TERRE La terre c’est « la partie solide et émergée du globe, par opposition à la mer, aux eaux, à l’air ». C’est l’endroit où l’Homme vit. La terre est fiable (la « terre ferme »), la terre rassure (« Terre » criaient les marins) en somme la terre protège (l’autruche y enfouit sa tête, le lapin son terrier, l’homme des abris antiatomiques). Protéger c’est éviter l’altération, c’est conserver. La terre conserve, sans quoi l’archéologie n’existerait pas. L’archéologie c’est une marque du passé, elle fait référence au temps, à l’évolution et à la mémoire. GERZ enterre cette mémoire, il la protège, la conserve et prend ainsi en compte la temporalité à une échelle bien plus large que la simple descente de la colonne. GERZ enfouit des écrits, en fait une future pièce archéologique symbolique. L’œuvre prend une dimension runique, on se rapproche du sacré. La terre c’est aussi « le sol considéré comme l’élément de base de la vie et des activités rurales […] ». La terre c’est l’origine de la vie. Dans la mythologie grecque, la déesse de la Terre, Gaia, était considérée comme la mère de l’ensemble des divinités. La terre a bien une dimension maternelle, originelle et créatrice. Dans le christianisme, l’origine des Hommes c’est le jardin d’Eden, Adam, Eve et le Décalogue. Le 5ème commandement de ce dernier, « meurtres et scandales tu éviteras, haine et colère également », résonne devant les actions fascistes. GERZ met en place un retour à la terre, un retour aux origines, un retour aux valeurs humaines. Enfin la terre c’est surtout quelque chose de concret, de réel. La réalité est que le fascisme est de l’ordre du passé et qu’il développait une idéologie irréelle (« redescendez sur terre »..). En offrant une œuvre qui s’enfonce dans le crâne terrestre, GERZ propose donc, au-delà des valeurs humaines, un retour à des actes réfléchis (« avoir du plomb dans la cervelle »).

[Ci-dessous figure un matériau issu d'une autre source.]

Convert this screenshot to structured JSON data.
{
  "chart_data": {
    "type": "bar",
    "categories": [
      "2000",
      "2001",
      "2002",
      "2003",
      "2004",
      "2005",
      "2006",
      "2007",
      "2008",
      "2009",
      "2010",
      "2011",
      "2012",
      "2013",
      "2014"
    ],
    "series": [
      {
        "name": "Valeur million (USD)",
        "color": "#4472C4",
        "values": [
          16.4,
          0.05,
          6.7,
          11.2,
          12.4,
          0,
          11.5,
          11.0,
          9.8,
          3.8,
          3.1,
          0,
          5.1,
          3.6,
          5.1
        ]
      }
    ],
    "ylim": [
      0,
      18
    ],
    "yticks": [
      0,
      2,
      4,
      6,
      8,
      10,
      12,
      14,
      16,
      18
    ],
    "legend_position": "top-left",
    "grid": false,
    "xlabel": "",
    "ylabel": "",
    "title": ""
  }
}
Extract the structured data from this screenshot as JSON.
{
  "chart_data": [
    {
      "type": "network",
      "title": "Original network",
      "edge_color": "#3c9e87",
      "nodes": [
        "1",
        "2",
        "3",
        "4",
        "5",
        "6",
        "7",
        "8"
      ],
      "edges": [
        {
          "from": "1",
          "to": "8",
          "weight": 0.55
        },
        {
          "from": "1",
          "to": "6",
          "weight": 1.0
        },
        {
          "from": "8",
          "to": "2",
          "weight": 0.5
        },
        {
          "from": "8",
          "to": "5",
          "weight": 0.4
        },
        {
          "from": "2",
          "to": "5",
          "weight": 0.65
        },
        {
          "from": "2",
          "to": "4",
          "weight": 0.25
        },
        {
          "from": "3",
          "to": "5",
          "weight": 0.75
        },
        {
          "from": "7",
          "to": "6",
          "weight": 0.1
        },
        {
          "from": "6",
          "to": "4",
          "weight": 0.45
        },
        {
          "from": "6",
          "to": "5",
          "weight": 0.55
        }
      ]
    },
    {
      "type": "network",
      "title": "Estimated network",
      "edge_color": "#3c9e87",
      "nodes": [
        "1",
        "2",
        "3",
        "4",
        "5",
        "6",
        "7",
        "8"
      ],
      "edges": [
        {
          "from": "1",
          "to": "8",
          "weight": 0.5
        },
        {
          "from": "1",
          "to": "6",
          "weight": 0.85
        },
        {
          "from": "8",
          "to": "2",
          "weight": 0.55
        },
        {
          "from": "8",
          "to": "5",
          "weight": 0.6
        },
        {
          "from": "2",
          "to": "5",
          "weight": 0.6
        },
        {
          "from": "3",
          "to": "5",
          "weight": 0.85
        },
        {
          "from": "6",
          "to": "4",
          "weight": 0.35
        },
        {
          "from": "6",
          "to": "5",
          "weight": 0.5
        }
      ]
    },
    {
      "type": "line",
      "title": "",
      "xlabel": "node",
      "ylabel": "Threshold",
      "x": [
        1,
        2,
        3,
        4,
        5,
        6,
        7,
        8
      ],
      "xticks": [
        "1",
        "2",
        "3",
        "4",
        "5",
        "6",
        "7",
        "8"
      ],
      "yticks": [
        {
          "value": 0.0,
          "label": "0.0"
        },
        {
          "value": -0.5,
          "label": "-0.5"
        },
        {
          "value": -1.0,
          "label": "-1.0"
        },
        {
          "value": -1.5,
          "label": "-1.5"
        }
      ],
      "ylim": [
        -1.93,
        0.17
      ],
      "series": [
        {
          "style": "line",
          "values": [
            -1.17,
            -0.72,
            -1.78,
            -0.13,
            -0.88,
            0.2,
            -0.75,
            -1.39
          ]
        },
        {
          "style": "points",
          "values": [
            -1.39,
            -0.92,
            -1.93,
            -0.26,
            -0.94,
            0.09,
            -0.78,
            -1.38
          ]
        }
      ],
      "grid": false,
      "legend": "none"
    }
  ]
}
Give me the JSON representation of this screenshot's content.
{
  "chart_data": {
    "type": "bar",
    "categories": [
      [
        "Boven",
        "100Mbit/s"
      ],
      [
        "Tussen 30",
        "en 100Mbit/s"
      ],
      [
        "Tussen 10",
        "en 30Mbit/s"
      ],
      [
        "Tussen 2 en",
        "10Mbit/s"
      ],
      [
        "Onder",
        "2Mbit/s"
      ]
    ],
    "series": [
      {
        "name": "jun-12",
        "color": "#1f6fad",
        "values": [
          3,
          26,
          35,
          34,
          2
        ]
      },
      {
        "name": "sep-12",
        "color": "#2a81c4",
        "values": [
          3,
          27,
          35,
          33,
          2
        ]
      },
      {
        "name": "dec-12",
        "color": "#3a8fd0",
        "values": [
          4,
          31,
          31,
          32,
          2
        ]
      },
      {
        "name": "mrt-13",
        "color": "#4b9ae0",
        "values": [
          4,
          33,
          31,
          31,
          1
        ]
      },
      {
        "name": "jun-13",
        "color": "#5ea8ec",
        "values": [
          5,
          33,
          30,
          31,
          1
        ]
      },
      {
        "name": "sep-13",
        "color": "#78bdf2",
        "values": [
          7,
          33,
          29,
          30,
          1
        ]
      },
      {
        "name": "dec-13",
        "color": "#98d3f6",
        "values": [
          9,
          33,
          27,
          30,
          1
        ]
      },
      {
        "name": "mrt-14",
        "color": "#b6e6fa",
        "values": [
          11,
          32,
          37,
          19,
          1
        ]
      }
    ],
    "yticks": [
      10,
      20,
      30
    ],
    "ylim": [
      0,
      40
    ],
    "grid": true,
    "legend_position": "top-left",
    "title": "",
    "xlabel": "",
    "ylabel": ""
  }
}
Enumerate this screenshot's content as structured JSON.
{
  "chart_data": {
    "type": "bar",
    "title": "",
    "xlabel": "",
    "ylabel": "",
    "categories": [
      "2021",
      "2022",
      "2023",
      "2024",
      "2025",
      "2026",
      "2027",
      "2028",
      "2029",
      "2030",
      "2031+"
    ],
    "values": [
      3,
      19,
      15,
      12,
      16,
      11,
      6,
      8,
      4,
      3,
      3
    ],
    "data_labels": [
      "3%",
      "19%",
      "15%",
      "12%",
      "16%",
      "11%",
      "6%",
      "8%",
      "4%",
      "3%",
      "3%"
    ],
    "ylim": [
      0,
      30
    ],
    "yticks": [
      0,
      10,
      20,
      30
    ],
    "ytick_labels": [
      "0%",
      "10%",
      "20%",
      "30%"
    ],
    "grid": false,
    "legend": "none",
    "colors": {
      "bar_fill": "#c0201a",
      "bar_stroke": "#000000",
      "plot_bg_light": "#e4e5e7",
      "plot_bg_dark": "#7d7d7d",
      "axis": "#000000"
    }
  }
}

SERVICE Ce dernier mot ne sera pas traité à partir de sa définition et de ses différents sens, mais comme une conclusion critique de l’œuvre. Au-delà de l’esthétique du plomb, de son aspect monolithique, de son caractère évolutif et de toutes les interprétations philosophiques qui gravitent autour, l’œuvre que propose GERZ est un service. Elle permet une expression libre et publique, besoin fondamental de l’homme en société et valeur de tout système démocratique. Elle encourage à conserver et à transmettre une mémoire, devoir commun aux Hommes. Elle permet par-là d’éviter le renouvellement des actes commémorés étant donné leur tendance inhumaine. Oublier c’est permettre aux maux passés de se reproduire, l’oubli est un danger. Elle permet enfin un travail de remise en question et d’acceptation d’un passé (pas toujours bien vécu d’où les impacts de tirs). GERZ se met au service de l’humanité.